Researchers from the University of Tasmania, Australia and the University of Cambridge in United Kingdom found a new form of contagious cancer. This new type transmissible disease was found in the Tasmanian devil in Australia.

The study, which was published in the journal Proceedings of the National Academy of Science, challenged humans' understanding of the processes which drive cancers to become communicable. Not only that the discovery of a third form indicates such cancers may arise more frequently than previously thought, it was also forecasted to wipe out an entire species in the near future.

There are only two other forms of transmissible cancer that have been observed in nature to day: in dogs and in soft-shell clams. According to University of Cambridge's official website, cancer normally happens when cells in the body start to proliferate violently.

It was made known in the past that cancers can spread and invade the body through a process called metastasis.
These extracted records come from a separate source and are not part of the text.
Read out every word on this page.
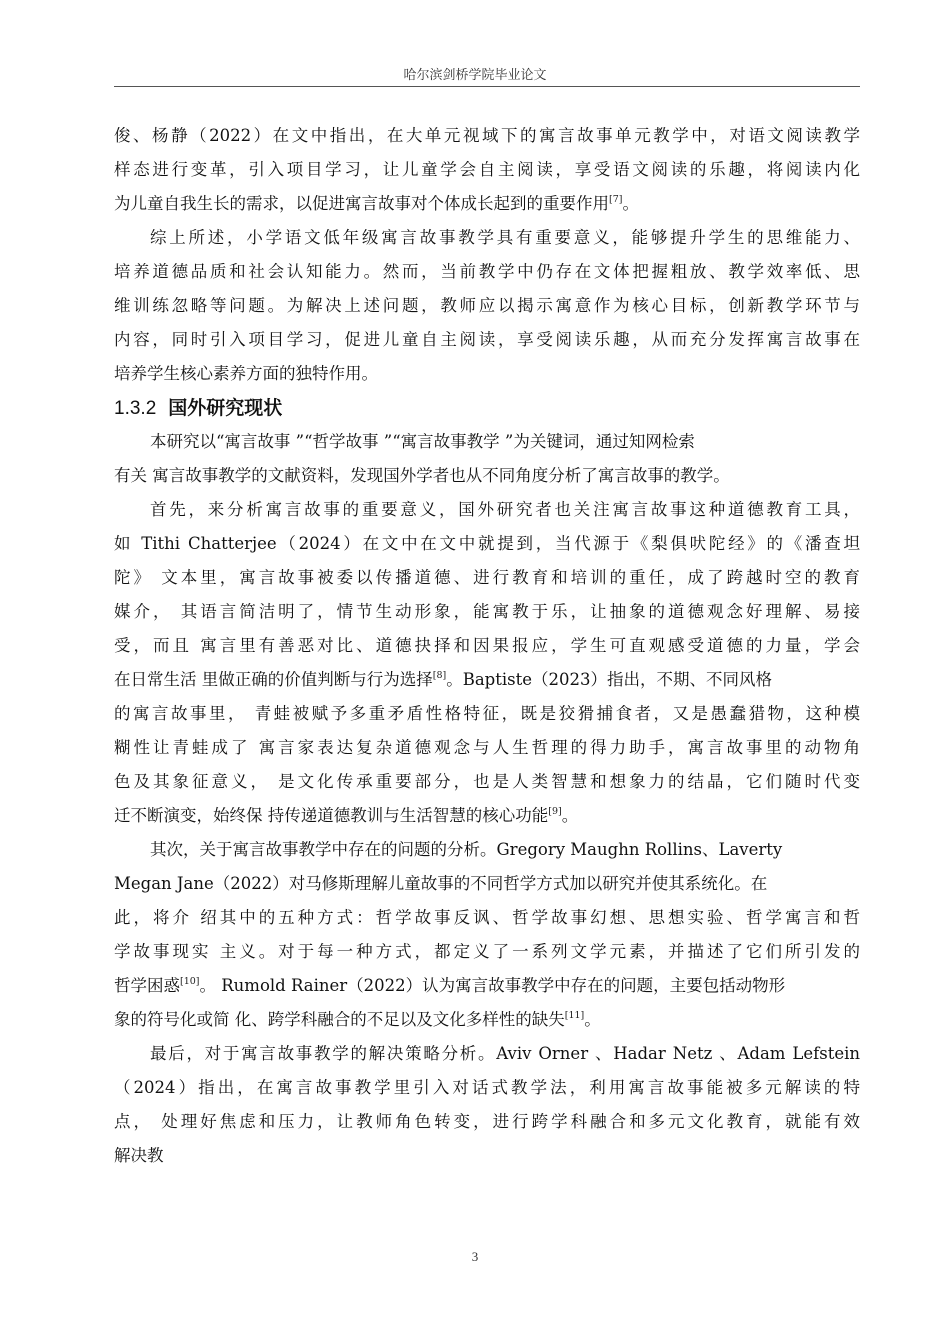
哈尔滨剑桥学院毕业论文
俊、杨静（2022）在文中指出，在大单元视域下的寓言故事单元教学中，对语文阅读教学
样态进行变革，引入项目学习，让儿童学会自主阅读，享受语文阅读的乐趣，将阅读内化
为儿童自我生长的需求，以促进寓言故事对个体成长起到的重要作用[7]。
综上所述，小学语文低年级寓言故事教学具有重要意义，能够提升学生的思维能力、
培养道德品质和社会认知能力。然而，当前教学中仍存在文体把握粗放、教学效率低、思
维训练忽略等问题。为解决上述问题，教师应以揭示寓意作为核心目标，创新教学环节与
内容，同时引入项目学习，促进儿童自主阅读，享受阅读乐趣，从而充分发挥寓言故事在
培养学生核心素养方面的独特作用。
1.3.2 国外研究现状
本研究以“寓言故事 ”“哲学故事 ”“寓言故事教学 ”为关键词，通过知网检索
有关 寓言故事教学的文献资料，发现国外学者也从不同角度分析了寓言故事的教学。
首先，来分析寓言故事的重要意义，国外研究者也关注寓言故事这种道德教育工具，
如 Tithi Chatterjee（2024）在文中在文中就提到，当代源于《梨俱吠陀经》的《潘查坦
陀》 文本里，寓言故事被委以传播道德、进行教育和培训的重任，成了跨越时空的教育
媒介， 其语言简洁明了，情节生动形象，能寓教于乐，让抽象的道德观念好理解、易接
受，而且 寓言里有善恶对比、道德抉择和因果报应，学生可直观感受道德的力量，学会
在日常生活 里做正确的价值判断与行为选择[8]。Baptiste（2023）指出，不期、不同风格
的寓言故事里， 青蛙被赋予多重矛盾性格特征，既是狡猾捕食者，又是愚蠢猎物，这种模
糊性让青蛙成了 寓言家表达复杂道德观念与人生哲理的得力助手，寓言故事里的动物角
色及其象征意义， 是文化传承重要部分，也是人类智慧和想象力的结晶，它们随时代变
迁不断演变，始终保 持传递道德教训与生活智慧的核心功能[9]。
其次，关于寓言故事教学中存在的问题的分析。Gregory Maughn Rollins、Laverty
Megan Jane（2022）对马修斯理解儿童故事的不同哲学方式加以研究并使其系统化。在
此，将介 绍其中的五种方式：哲学故事反讽、哲学故事幻想、思想实验、哲学寓言和哲
学故事现实 主义。对于每一种方式，都定义了一系列文学元素，并描述了它们所引发的
哲学困惑[10]。 Rumold Rainer（2022）认为寓言故事教学中存在的问题，主要包括动物形
象的符号化或简 化、跨学科融合的不足以及文化多样性的缺失[11]。
最后，对于寓言故事教学的解决策略分析。Aviv Orner 、Hadar Netz 、Adam Lefstein
（2024）指出，在寓言故事教学里引入对话式教学法，利用寓言故事能被多元解读的特
点， 处理好焦虑和压力，让教师角色转变，进行跨学科融合和多元文化教育，就能有效
解决教
3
However, it is also important to note that cancers do not usually survive beyond the body of the host from whose cells it initially derived.

Now, the second genetically distinct type of transmissible cancer was found in Tasmania devils. "The second cancer causes tumours on the face that are outwardly indistinguishable from the previously-discovered cancer," first author Dr. Ruth Pye of the Menzies Institute for Medical Research at the University of Tasmania stated in the report. "So far it has been detected in eight devils in the south-east of Tasmania."

Dr. Elizabeth Murchison from the Department of Veterinary Medicine at the University of Cambridge and a senior author on the study admitted that they have always thought that transmissible cancers usually arise rarely in nature up until now. However, she confessed that, with the new discovery, it makes them question their previous belief.

"Previously, we thought that Tasmanian devils were extremely unlucky to have fallen victim to a single runaway cancer that emerged from one individual devil and spread through the devil population by biting," Dr. Murchison added. "However, now that we have discovered that this has happened a second time, it makes us wonder if Tasmanian devils might be particularly vulnerable to developing this type of disease, or that transmissible cancers may not be as rare in nature as we previously thought."